American as this rocky
terrain blasted to build our home, solitary forager 
 
among the lost timbers of her childhood, on a good
day, neighbors click the camera as she knocks down
 
a birdfeeder here, a gas grill there.


[See http://www.verse-virtual.com/kate-sontag-2016-november.html]

           The most universally American poem in the issue may be "If You Visit Our Country," by Dick Allen, a poem packed with all the sights, observations, transactions big and small we know we've seen somewhere, if not everywhere... But  this poem catches them in their moment -- the moment, so to speak, when they grow a tongue.
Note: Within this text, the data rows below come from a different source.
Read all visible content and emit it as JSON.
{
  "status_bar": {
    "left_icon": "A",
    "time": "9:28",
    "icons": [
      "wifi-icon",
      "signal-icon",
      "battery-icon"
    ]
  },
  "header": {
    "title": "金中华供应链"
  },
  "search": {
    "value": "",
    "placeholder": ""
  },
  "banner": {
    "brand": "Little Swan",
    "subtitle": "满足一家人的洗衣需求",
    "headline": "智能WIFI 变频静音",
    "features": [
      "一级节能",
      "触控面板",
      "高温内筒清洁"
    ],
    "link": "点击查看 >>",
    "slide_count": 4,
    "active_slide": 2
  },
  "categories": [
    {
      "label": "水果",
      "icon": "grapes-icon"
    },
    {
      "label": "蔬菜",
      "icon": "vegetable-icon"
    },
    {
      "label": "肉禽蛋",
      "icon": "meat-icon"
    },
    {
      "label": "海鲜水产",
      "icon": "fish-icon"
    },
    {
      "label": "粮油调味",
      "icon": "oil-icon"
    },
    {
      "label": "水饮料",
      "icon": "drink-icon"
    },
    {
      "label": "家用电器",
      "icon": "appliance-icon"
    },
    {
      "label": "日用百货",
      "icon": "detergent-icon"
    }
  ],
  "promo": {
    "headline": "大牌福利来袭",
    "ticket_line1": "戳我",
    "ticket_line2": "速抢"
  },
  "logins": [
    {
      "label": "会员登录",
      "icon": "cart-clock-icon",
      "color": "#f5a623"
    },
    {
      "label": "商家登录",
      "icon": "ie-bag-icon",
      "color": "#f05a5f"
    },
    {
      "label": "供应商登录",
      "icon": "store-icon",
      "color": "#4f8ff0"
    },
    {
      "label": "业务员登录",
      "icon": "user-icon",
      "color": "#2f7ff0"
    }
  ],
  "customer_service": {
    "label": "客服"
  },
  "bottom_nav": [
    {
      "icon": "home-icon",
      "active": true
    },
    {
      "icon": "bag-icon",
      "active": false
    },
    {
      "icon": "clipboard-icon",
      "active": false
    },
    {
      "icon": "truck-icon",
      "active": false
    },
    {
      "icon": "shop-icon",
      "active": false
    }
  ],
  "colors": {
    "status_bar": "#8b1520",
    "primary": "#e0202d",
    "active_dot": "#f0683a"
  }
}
The world will be blinking lights

Racing toward you or away, your headlights
Picking up old things along the highway:  pensive
And dilapidated barns, abandoned railroad stations,
The culverts, junkyards, flagpoles of America
That never left the Thirties—the small-town bank
Closed for the Depression, then reopened.  Someone
 
Is always starting out or starting over; someone
In jeans and open shirt has seen her name in lights
Or told a cowlicked boyfriend he can bank
Upon the future....


[for the rest: http://www.verse-virtual.com/dick-allen-2016-november.html]

My poems about my America, a couple of blunt rants about what what I like and what I don't like about this dear old home of ours, can be found here:
http://www.verse-virtual.com/robert-knox-2016-november.html

Hang tight. I fear we're in for a ride.